Pada saat itu juga, penglihatanku masih saja mengamati sosok makhluk-makhluk yang ikut pergi bersama mereka meninggalkan puskesmas tempatku berpraktek. Aku pun telah melupakan kedua pasangan suami istri itu. Memang benar apa yang dikatakan pak Sarman kepadaku. Aku tidak punya hak untuk mencampuri urusan orang lain, terlebih aku bukan sanak saudara dari mereka.
***
Tidak terasa sudah tiga hari berlalu, Lisa datang kembali ke puskesmas. Kulihat gadis belia itu mengalami pendarahan yang cukup hebat, hingga membuatnya sampai pingsan dan tak sadarkan diri, kemudian segera aku melakukan penanganan kepadanya. Sementara itu, setelah selesai aku periksa, ternyata Lisa mengalami keguguran. Aku bersihkan bekas noda-noda darah di beberapa bagian tubuhnya.
Selang infus dan oksigen sudah lengkap aku persiapkan. Pada saat aku menoleh ke arah belakang. Aku amati wajah pak Sarman tampak lebih segar. Berbeda sekali saat aku melihat sebelumnya. Laki-laki tua itu kini terlihat lebih muda. Garis-garis kerutan di wajahnya kini tidak terlihat lagi. Laki-laki tua itu seperti seorang pemuda yang berumur 25 tahun, padahal usia pak Sarman sudah mencapai 45 tahun, pada saat aku memeriksa data dirinya.

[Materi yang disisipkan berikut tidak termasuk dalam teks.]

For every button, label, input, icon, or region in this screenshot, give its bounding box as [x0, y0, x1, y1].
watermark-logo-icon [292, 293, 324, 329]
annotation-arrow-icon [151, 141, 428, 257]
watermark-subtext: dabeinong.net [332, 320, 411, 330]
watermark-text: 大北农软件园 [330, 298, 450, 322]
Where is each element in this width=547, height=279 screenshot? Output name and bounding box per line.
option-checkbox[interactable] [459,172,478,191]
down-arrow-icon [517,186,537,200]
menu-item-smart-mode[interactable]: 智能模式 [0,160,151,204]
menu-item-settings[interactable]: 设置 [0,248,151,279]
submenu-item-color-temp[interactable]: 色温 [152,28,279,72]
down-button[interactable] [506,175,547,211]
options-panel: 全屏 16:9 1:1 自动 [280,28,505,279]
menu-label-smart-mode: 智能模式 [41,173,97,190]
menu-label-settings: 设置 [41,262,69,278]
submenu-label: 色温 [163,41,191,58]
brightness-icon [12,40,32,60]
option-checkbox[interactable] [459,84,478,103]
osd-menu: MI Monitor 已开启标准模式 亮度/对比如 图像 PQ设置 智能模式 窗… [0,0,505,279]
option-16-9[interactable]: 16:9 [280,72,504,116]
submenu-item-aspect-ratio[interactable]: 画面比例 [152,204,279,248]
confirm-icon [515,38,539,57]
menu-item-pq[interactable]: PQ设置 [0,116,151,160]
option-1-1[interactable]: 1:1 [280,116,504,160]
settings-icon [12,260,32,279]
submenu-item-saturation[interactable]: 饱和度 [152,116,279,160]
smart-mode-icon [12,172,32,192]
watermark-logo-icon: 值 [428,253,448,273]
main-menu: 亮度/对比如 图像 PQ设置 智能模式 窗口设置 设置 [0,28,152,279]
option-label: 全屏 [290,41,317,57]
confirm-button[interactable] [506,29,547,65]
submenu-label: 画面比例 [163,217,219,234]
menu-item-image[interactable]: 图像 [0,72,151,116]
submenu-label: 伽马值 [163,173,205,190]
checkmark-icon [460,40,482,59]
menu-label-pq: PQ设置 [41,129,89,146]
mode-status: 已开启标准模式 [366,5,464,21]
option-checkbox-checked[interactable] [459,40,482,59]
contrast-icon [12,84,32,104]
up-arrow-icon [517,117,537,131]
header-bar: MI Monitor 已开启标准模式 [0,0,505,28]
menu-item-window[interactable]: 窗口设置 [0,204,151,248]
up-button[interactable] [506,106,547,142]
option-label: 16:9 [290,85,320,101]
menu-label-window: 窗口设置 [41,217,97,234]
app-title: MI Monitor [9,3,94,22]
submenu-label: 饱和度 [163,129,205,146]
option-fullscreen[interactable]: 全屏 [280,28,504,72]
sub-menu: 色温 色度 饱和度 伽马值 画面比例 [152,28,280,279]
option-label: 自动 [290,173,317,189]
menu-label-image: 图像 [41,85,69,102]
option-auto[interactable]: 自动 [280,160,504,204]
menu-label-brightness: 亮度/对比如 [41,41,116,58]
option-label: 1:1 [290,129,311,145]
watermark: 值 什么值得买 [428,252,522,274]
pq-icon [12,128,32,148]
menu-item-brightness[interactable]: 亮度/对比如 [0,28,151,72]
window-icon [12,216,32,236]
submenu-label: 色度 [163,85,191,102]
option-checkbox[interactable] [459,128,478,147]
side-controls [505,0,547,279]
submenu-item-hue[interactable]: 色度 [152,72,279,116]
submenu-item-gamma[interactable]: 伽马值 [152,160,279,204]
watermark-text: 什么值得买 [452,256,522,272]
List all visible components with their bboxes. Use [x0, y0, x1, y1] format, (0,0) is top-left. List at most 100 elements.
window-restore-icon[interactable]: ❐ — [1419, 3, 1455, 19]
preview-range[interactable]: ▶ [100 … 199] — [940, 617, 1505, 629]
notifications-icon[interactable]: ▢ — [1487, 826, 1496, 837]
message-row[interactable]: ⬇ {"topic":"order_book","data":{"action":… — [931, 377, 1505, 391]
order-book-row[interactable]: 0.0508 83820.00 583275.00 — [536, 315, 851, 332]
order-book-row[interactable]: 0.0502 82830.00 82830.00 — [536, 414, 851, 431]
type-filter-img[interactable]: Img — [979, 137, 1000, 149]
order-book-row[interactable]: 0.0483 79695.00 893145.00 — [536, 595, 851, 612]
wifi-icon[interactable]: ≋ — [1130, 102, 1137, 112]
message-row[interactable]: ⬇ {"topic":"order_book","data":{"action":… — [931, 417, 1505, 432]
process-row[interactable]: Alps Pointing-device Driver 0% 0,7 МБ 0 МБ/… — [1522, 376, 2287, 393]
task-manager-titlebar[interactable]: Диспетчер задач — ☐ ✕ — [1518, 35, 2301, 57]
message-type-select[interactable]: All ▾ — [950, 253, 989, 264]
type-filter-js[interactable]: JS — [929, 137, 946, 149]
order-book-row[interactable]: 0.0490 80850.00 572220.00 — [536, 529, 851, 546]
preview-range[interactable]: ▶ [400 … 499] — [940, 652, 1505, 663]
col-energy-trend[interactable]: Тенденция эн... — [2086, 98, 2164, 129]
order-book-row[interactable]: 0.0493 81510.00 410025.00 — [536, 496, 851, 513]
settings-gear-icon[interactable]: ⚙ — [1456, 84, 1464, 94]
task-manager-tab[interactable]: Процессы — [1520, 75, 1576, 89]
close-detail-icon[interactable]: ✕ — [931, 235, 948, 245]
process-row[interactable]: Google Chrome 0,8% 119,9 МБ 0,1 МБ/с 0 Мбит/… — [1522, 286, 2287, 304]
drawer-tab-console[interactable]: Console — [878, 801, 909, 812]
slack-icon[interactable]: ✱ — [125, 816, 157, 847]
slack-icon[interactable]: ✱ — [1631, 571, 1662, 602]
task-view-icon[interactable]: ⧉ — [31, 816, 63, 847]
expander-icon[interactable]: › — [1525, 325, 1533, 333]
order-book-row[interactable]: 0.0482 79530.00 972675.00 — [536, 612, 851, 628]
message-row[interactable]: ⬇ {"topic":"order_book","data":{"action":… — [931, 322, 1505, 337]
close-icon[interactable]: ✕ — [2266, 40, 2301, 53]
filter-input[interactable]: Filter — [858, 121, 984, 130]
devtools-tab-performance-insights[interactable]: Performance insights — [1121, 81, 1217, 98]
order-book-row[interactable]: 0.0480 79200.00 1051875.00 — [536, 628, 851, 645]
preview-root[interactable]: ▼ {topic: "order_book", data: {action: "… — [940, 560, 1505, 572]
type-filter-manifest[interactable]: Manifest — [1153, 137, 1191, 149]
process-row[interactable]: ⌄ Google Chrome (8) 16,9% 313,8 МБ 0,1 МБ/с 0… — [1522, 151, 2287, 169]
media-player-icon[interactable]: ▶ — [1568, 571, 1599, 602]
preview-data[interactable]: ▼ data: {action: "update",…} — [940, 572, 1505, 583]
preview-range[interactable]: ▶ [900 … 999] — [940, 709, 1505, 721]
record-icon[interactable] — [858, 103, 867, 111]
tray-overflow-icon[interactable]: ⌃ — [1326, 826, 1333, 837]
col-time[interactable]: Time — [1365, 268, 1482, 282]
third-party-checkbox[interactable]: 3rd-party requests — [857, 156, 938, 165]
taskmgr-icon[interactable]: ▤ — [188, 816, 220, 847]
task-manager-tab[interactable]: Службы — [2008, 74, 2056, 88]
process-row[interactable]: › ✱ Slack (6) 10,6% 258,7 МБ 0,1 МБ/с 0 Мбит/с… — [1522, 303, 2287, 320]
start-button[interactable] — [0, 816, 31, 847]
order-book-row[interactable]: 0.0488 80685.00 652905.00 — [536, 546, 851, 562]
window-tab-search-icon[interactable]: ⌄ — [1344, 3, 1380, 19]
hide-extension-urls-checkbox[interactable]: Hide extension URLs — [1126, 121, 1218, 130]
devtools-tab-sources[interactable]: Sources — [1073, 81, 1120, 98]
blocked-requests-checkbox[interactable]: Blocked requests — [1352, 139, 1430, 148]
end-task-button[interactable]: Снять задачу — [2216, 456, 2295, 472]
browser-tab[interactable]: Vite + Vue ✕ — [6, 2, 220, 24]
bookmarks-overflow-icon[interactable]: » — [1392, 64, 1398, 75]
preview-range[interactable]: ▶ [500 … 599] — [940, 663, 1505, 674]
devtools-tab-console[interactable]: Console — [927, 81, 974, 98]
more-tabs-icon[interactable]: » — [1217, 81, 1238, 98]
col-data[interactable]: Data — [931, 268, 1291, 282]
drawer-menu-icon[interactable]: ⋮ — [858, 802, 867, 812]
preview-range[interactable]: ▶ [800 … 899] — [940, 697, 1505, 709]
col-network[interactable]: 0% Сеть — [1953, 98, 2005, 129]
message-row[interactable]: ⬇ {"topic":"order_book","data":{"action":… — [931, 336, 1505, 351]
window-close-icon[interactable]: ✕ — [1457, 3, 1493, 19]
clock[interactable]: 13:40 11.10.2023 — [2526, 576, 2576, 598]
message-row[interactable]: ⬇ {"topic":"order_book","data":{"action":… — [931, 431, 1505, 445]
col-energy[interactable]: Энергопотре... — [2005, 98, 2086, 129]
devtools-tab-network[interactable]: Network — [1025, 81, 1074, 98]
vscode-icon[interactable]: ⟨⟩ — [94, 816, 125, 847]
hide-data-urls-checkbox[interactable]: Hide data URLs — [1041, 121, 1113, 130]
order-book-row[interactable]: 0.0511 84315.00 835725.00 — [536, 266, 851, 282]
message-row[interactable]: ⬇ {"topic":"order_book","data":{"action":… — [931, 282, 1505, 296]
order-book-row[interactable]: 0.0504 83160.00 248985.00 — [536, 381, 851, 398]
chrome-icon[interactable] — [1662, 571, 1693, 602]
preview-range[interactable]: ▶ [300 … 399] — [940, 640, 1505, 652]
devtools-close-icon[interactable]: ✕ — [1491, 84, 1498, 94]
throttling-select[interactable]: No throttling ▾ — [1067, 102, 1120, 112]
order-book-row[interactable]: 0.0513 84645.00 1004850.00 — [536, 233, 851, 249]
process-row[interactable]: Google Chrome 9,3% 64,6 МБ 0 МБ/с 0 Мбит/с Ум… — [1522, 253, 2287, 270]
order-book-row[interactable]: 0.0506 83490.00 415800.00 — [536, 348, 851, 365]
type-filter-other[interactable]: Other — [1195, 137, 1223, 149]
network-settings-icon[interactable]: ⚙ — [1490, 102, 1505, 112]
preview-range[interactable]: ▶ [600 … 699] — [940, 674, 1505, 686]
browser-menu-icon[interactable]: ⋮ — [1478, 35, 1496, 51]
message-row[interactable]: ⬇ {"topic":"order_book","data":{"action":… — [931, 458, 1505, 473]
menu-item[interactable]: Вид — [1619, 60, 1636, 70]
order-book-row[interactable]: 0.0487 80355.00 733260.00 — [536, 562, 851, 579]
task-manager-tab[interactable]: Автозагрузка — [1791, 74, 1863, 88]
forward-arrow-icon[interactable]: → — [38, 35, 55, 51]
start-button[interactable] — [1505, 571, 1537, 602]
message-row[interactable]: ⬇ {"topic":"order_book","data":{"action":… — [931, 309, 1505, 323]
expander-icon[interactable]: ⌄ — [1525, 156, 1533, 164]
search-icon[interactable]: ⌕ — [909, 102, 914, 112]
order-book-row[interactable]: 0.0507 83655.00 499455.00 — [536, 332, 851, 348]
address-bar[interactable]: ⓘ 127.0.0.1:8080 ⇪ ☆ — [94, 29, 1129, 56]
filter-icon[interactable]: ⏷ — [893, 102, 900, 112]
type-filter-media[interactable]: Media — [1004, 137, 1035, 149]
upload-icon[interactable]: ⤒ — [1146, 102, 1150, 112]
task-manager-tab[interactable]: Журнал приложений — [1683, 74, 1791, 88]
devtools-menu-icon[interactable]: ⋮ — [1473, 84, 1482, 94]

Sementara ketika aku amati kembali, memang sungguh tampan pak Sarman. Namun, aku tidak ingin terlena lebih lama karena dibalik ketampanan laki-laki tua itu, tampak sekali lendir-lendir hitam di tubuhnya dalam penglihatanku. Bau busuk di tubuhnya pun sangat menyengat sekali. Rasanya ingin muntah aku ketika itu. Sesudah itu, Pak Sarman segera menghampiri Lisa di ranjang pasien. Gadis belia itu pun perlahan-lahan mulai sadarkan diri.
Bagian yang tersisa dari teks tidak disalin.